Conférence par Jean-Michel BOEHLER, historien, professeur émérite de l’université de Strasbourg spécialiste de l’histoire des campagnes.
Le balayage systématique par les historiens des riches fonds d’archives alsaciens nous confirme que l’école communale, en tant qu’institution, remonte aux XIVe, voire au XIIIe siècle, précédant l’apparition de la maison d’école elle-même. Le croisement de sources variées et disparates autorise, par la multiplication d’exemples concrets, l’évocation de l’école dans la campagne alsacienne avant ses transformations lors de la Révolution.
Encore faut-il s’interroger sur la signification, sous l’Ancien Régime, de la scolarisation qui n’est ni obligatoire, ni gratuite, ni totalement laïque avant l’institutionnalisation de l’école et les lois scolaires des années 1870 pour ce qui concerne l’Alsace qui affiche, dans ce domaine comme dans d’autres, sa spécificité.

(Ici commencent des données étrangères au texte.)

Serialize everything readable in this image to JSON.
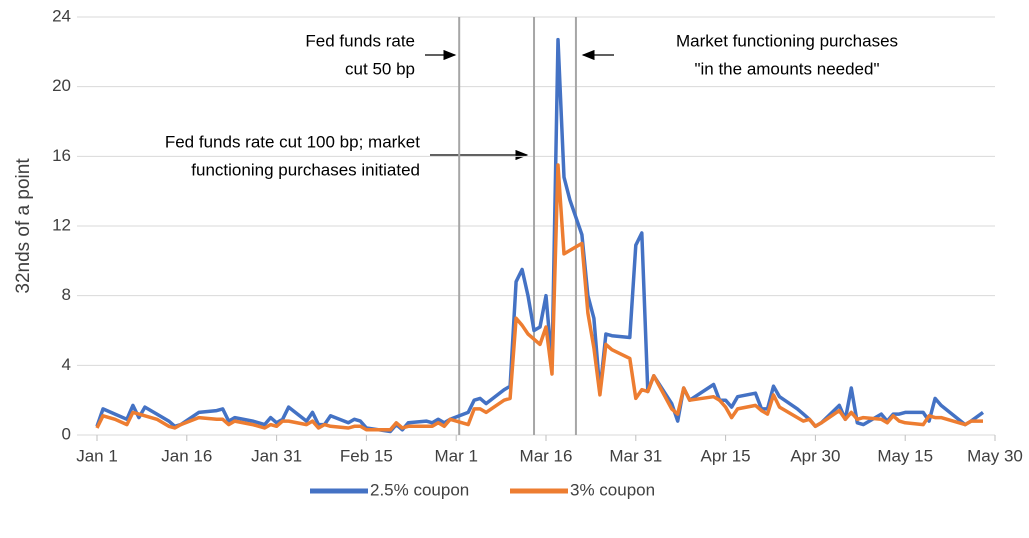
{
  "chart_data": {
    "type": "line",
    "y_label": "32nds of a point",
    "x": [
      0,
      1,
      3,
      5,
      6,
      7,
      8,
      10,
      12,
      13,
      14,
      17,
      20,
      21,
      22,
      23,
      26,
      28,
      29,
      30,
      31,
      32,
      35,
      36,
      37,
      38,
      39,
      42,
      43,
      44,
      45,
      49,
      50,
      51,
      52,
      55,
      56,
      57,
      58,
      59,
      62,
      63,
      64,
      65,
      68,
      69,
      70,
      71,
      72,
      73,
      74,
      75,
      76,
      77,
      78,
      79,
      81,
      82,
      83,
      84,
      85,
      86,
      89,
      90,
      91,
      92,
      93,
      96,
      97,
      98,
      99,
      103,
      104,
      105,
      106,
      107,
      110,
      111,
      112,
      113,
      114,
      117,
      118,
      119,
      120,
      121,
      124,
      125,
      126,
      127,
      128,
      131,
      132,
      133,
      134,
      135,
      138,
      139,
      140,
      141,
      145,
      146,
      148
    ],
    "series": [
      {
        "name": "2.5% coupon",
        "color": "#4472c4",
        "values": [
          0.5,
          1.5,
          1.2,
          0.9,
          1.7,
          1.0,
          1.6,
          1.2,
          0.8,
          0.5,
          0.6,
          1.3,
          1.4,
          1.5,
          0.8,
          1.0,
          0.8,
          0.6,
          1.0,
          0.7,
          0.9,
          1.6,
          0.8,
          1.3,
          0.6,
          0.6,
          1.1,
          0.7,
          0.9,
          0.8,
          0.4,
          0.2,
          0.6,
          0.3,
          0.7,
          0.8,
          0.7,
          0.9,
          0.7,
          0.9,
          1.3,
          2.0,
          2.1,
          1.8,
          2.6,
          2.8,
          8.8,
          9.5,
          8.0,
          6.0,
          6.2,
          8.0,
          4.0,
          22.7,
          14.8,
          13.5,
          11.5,
          8.0,
          6.7,
          2.5,
          5.8,
          5.7,
          5.6,
          10.9,
          11.6,
          2.5,
          3.4,
          1.8,
          0.8,
          2.7,
          2.0,
          2.9,
          2.0,
          2.0,
          1.6,
          2.2,
          2.4,
          1.5,
          1.5,
          2.8,
          2.2,
          1.5,
          1.2,
          0.9,
          0.5,
          0.7,
          1.7,
          0.9,
          2.7,
          0.7,
          0.6,
          1.2,
          0.8,
          1.2,
          1.2,
          1.3,
          1.3,
          0.8,
          2.1,
          1.7,
          0.6,
          0.8,
          1.3
        ]
      },
      {
        "name": "3% coupon",
        "color": "#ed7d31",
        "values": [
          0.4,
          1.1,
          0.9,
          0.6,
          1.3,
          1.2,
          1.1,
          0.9,
          0.5,
          0.4,
          0.6,
          1.0,
          0.9,
          0.9,
          0.6,
          0.8,
          0.6,
          0.4,
          0.6,
          0.5,
          0.8,
          0.8,
          0.6,
          0.8,
          0.4,
          0.6,
          0.5,
          0.4,
          0.5,
          0.5,
          0.3,
          0.3,
          0.7,
          0.4,
          0.5,
          0.5,
          0.5,
          0.7,
          0.5,
          0.9,
          0.6,
          1.5,
          1.5,
          1.3,
          2.0,
          2.1,
          6.7,
          6.3,
          5.8,
          5.5,
          5.2,
          6.2,
          3.5,
          15.5,
          10.4,
          10.6,
          11.0,
          7.0,
          5.0,
          2.3,
          5.2,
          4.9,
          4.4,
          2.1,
          2.6,
          2.5,
          3.4,
          1.5,
          1.2,
          2.7,
          2.0,
          2.2,
          2.0,
          1.6,
          1.0,
          1.5,
          1.7,
          1.4,
          1.2,
          2.3,
          1.6,
          1.0,
          0.8,
          0.9,
          0.5,
          0.7,
          1.4,
          0.9,
          1.3,
          0.9,
          1.0,
          0.9,
          0.7,
          1.1,
          0.8,
          0.7,
          0.6,
          1.1,
          1.0,
          1.0,
          0.6,
          0.8,
          0.8
        ]
      }
    ],
    "xlim": [
      0,
      150
    ],
    "xticks": [
      {
        "value": 0,
        "label": "Jan 1"
      },
      {
        "value": 15,
        "label": "Jan 16"
      },
      {
        "value": 30,
        "label": "Jan 31"
      },
      {
        "value": 45,
        "label": "Feb 15"
      },
      {
        "value": 60,
        "label": "Mar 1"
      },
      {
        "value": 75,
        "label": "Mar 16"
      },
      {
        "value": 90,
        "label": "Mar 31"
      },
      {
        "value": 105,
        "label": "Apr 15"
      },
      {
        "value": 120,
        "label": "Apr 30"
      },
      {
        "value": 135,
        "label": "May 15"
      },
      {
        "value": 150,
        "label": "May 30"
      }
    ],
    "ylim": [
      0,
      24
    ],
    "yticks": [
      0,
      4,
      8,
      12,
      16,
      20,
      24
    ],
    "grid": true,
    "legend": "bottom",
    "vlines": [
      60.5,
      73,
      80
    ],
    "annotations": [
      {
        "lines": [
          "Fed funds rate",
          "cut 50 bp"
        ]
      },
      {
        "lines": [
          "Fed funds rate cut 100 bp; market",
          "functioning purchases initiated"
        ]
      },
      {
        "lines": [
          "Market functioning purchases",
          "\"in the amounts needed\""
        ]
      }
    ]
  }
}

En fait, elle s’inscrit dans une volonté politique de l’Église, puis de L’État : du XVIe siècle à la Révolution, elle apparaît en effet comme un instrument de conquête ou de reconquête (Réforme et contre-Réforme, lois révolutionnaires) dans une province-frontière, de surcroît partagée entre catholiques et protestants.
Ce n’est que peu à peu que le souci d’instruire (lire, écrire, compter) se substitue à la préoccupation d’éduquer (former de bons chrétiens ou de bons citoyens). Reste à nous nous poser la question de l’utilité de l’école aux yeux des villageois qui, contrairement aux élites urbaines, ne sont guère sensibles au besoin d’alphabétisation : en effet, on les sent davantage attachés au savoir-faire qu’au savoir et peu enclins à se priver, au profit d’une scolarisation souvent jugée inutile, de la main d’œuvre enfantine si précieuse pour les travaux des champs, ce qui rend incontournable une fréquentation saisonnière de l’école. D’autre part, les maîtres, insuffisamment formés et mal rétribués, sont-ils à la hauteur de leur tâche ? En réalité, l’école communale ne semble répondre ni à une demande, ni à une offre satisfaisantes avant l’époque contemporaine.